Taking required minimum distributions trigger income tax liability, and clients can minimize the RMD-related taxes they will owe in retirement by funnelling some of their retirement funds into a Roth account, according to this article on Morningstar. A Roth account is not subject to an RMD and withdrawals are exempt from income taxes. Retirees may also reduce their RMD-related taxes by making qualified charitable distribution, which allows them to make charitable donation directly from their IRA and avoid taxes on the withdrawn amount.
While retirement investors can check the fees they pay to their 401(k) manager, many participants are unaware that their middlemen are overcharging them, according to this article on Forbes. To avoid paying excessive fees in their 401(k) plans, clients should determine whether their employer absorbs the cost or pass it on to them. They should also determine what the costs are for and ask their employer if it has done an independent audit recently. 401(k) participants should pay "all-in” expenses not exceeding 1% of their balance, and check whether the employer receives a discount from the plan manager.
As of January 2016, retirees receive an average of $1,341 in Social Security benefits, but clients can increase their benefit value by delaying the benefit until they reach the age of 70, according to this article on MarketWatch. Filing for retirement benefits before the full retirement age could permanently reduce the monthly benefit payouts, while those who delay the benefit can expect 8% per year increase in their benefits. Deferring the benefit is highly recommended to married couples. “Doing so increases the amount that the couple receives a month as long as either spouse is still alive...," says an expert.

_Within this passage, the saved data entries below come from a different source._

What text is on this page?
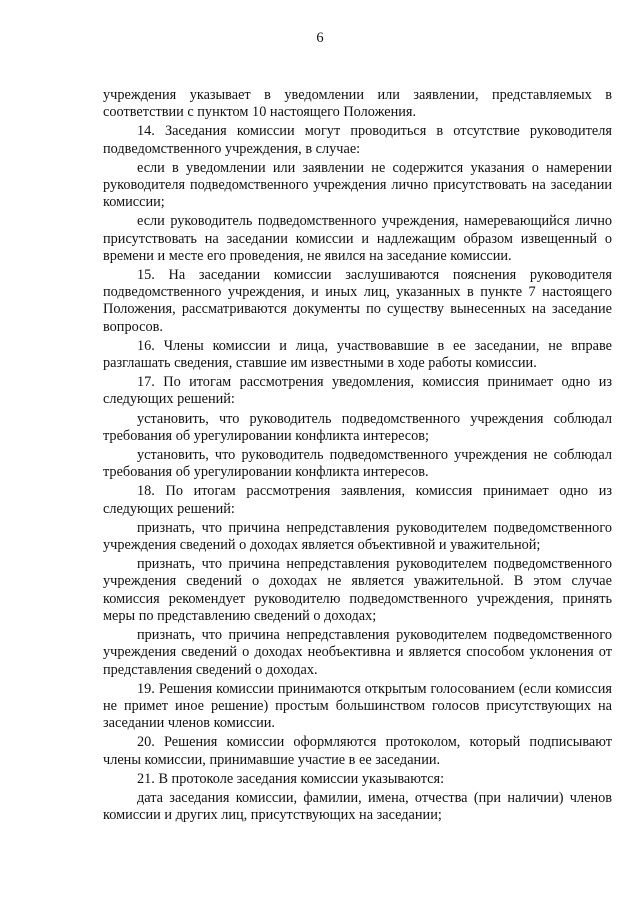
6

учреждения указывает в уведомлении или заявлении, представляемых в соответствии с пунктом 10 настоящего Положения.

14. Заседания комиссии могут проводиться в отсутствие руководителя подведомственного учреждения, в случае:

если в уведомлении или заявлении не содержится указания о намерении руководителя подведомственного учреждения лично присутствовать на заседании комиссии;

если руководитель подведомственного учреждения, намеревающийся лично присутствовать на заседании комиссии и надлежащим образом извещенный о времени и месте его проведения, не явился на заседание комиссии.

15. На заседании комиссии заслушиваются пояснения руководителя подведомственного учреждения, и иных лиц, указанных в пункте 7 настоящего Положения, рассматриваются документы по существу вынесенных на заседание вопросов.

16. Члены комиссии и лица, участвовавшие в ее заседании, не вправе разглашать сведения, ставшие им известными в ходе работы комиссии.

17. По итогам рассмотрения уведомления, комиссия принимает одно из следующих решений:

установить, что руководитель подведомственного учреждения соблюдал требования об урегулировании конфликта интересов;

установить, что руководитель подведомственного учреждения не соблюдал требования об урегулировании конфликта интересов.

18. По итогам рассмотрения заявления, комиссия принимает одно из следующих решений:

признать, что причина непредставления руководителем подведомственного учреждения сведений о доходах является объективной и уважительной;

признать, что причина непредставления руководителем подведомственного учреждения сведений о доходах не является уважительной. В этом случае комиссия рекомендует руководителю подведомственного учреждения, принять меры по представлению сведений о доходах;

признать, что причина непредставления руководителем подведомственного учреждения сведений о доходах необъективна и является способом уклонения от представления сведений о доходах.

19. Решения комиссии принимаются открытым голосованием (если комиссия не примет иное решение) простым большинством голосов присутствующих на заседании членов комиссии.

20. Решения комиссии оформляются протоколом, который подписывают члены комиссии, принимавшие участие в ее заседании.

21. В протоколе заседания комиссии указываются:

дата заседания комиссии, фамилии, имена, отчества (при наличии) членов комиссии и других лиц, присутствующих на заседании;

Singles who are getting close to retirement are advised to create a retirement plan that spans a longer time horizon and step up their efforts to save for the golden years, according to this article on Yahoo Finance. They should also invest their retirement funds, find a new meaning or sense of purpose, and determine their cash flow and expenses. Clients are advised to reduce the stock allocation in their portfolio, consider getting long-term care coverage and disability insurance, update their estate records, and identify possible sources of income in retirement.